We can calculate an efficient frontier using scipy.optimize.minimize and the historical estimates for asset returns, standard deviations, and the covariance matrix. The code can be found in the efficient_frontier subfolder of the repo for this chapter and implements the following sequence of steps:
- The simulation generates random weights using the Dirichlet distribution, and computes the mean, standard deviation, and SR for each sample portfolio using the historical return data:
def simulate_portfolios(mean_ret, cov, rf_rate=rf_rate, short=True):
alpha = np.full(shape=n_assets, fill_value=.01)
weights = dirichlet(alpha=alpha, size=NUM_PF)
weights *= choice([-1, 1], size=weights.shape)
returns = weights @ mean_ret.values + 1
returns = returns ** periods_per_year - 1
std = (weights @ monthly_returns.T).std(1)
std *= np.sqrt(periods_per_year)
sharpe = (returns - rf_rate) / std
return pd.DataFrame({'Annualized Standard Deviation': std,
'Annualized Returns': returns,
'Sharpe Ratio': sharpe}), weights
- Set up the quadratic optimization problem to solve for the minimum standard deviation for a given return or the maximum SR. To this end, define the functions that measure the key metrics:
def portfolio_std(wt, rt=None, cov=None):
"""Annualized PF standard deviation"""
return np.sqrt(wt @ cov @ wt * periods_per_year)
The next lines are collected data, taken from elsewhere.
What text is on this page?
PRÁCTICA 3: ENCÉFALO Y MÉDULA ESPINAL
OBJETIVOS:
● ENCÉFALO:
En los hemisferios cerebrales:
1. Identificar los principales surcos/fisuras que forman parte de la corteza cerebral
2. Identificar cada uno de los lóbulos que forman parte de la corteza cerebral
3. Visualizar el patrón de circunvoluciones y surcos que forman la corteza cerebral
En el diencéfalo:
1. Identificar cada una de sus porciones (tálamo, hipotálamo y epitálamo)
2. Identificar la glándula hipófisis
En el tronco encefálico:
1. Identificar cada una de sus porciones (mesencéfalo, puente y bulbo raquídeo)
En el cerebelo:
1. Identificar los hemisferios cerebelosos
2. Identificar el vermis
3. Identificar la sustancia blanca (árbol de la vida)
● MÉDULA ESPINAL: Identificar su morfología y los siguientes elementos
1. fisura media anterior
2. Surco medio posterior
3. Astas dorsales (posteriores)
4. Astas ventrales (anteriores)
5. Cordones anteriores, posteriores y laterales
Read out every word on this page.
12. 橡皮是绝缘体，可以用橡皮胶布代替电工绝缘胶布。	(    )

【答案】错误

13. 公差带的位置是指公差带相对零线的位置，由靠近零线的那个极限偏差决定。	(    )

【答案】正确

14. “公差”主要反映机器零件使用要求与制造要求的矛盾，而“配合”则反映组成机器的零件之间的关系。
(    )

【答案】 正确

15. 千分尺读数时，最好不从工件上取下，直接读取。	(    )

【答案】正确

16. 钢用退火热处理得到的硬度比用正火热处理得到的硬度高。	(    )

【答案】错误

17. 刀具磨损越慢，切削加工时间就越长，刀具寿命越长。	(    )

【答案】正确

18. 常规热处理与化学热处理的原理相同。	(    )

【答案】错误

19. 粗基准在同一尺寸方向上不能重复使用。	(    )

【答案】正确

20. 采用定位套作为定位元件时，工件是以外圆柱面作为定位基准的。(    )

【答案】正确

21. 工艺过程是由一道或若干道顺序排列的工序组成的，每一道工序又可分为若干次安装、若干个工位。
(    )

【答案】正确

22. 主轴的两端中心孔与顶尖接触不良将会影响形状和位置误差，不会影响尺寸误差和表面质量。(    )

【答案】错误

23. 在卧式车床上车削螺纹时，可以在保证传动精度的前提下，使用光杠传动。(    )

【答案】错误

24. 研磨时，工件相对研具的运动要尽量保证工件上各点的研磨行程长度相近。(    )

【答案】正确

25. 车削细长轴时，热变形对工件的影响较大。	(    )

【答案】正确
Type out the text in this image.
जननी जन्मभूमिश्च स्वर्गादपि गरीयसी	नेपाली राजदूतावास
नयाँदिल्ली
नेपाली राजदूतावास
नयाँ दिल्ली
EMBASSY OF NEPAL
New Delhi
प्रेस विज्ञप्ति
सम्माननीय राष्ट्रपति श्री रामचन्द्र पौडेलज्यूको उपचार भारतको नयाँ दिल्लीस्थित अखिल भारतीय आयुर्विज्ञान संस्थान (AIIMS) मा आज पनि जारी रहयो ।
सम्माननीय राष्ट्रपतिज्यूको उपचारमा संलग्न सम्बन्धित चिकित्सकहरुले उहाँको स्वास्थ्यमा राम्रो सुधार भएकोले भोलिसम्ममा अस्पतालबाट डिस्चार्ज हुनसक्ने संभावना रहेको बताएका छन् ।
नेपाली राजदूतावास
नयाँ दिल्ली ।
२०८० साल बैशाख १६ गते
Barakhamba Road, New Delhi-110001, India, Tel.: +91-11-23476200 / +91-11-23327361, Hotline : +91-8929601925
def portfolio_returns(wt, rt=None, cov=None):
"""Annualized PF returns"""
return (wt @ rt + 1) ** periods_per_year - 1
def portfolio_performance(wt, rt, cov):
"""Annualized PF returns & standard deviation"""
r = portfolio_returns(wt, rt=rt)
sd = portfolio_std(wt, cov=cov)
return r, sd
- Define a target function that represents the negative SR for scipy's minimize function to optimize given the constraints that the weights are bounded by, [-1, 1], and sum to one in absolute terms:
def neg_sharpe_ratio(weights, mean_ret, cov):
r, sd = portfolio_performance(weights, mean_ret, cov)
return -(r - rf_rate) / sd
weight_constraint = {'type': 'eq',
'fun': lambda x: np.sum(np.abs(x)) - 1}
def max_sharpe_ratio(mean_ret, cov, short=True):
return minimize(fun=neg_sharpe_ratio,
x0=x0,
args=(mean_ret, cov),
method='SLSQP',
bounds=((-1 if short else 0, 1),) * n_assets,
constraints=weight_constraint,
options={'tol':1e-10, 'maxiter':1e4})
- Compute the efficient frontier by iterating over a range of target returns and solving for the corresponding minimum variance portfolios. The optimization problem and the constraints on portfolio risk and return as a function of the weights can be formulated as follows:
def neg_sharpe_ratio(weights, mean_ret, cov):
r, sd = pf_performance(weights, mean_ret, cov)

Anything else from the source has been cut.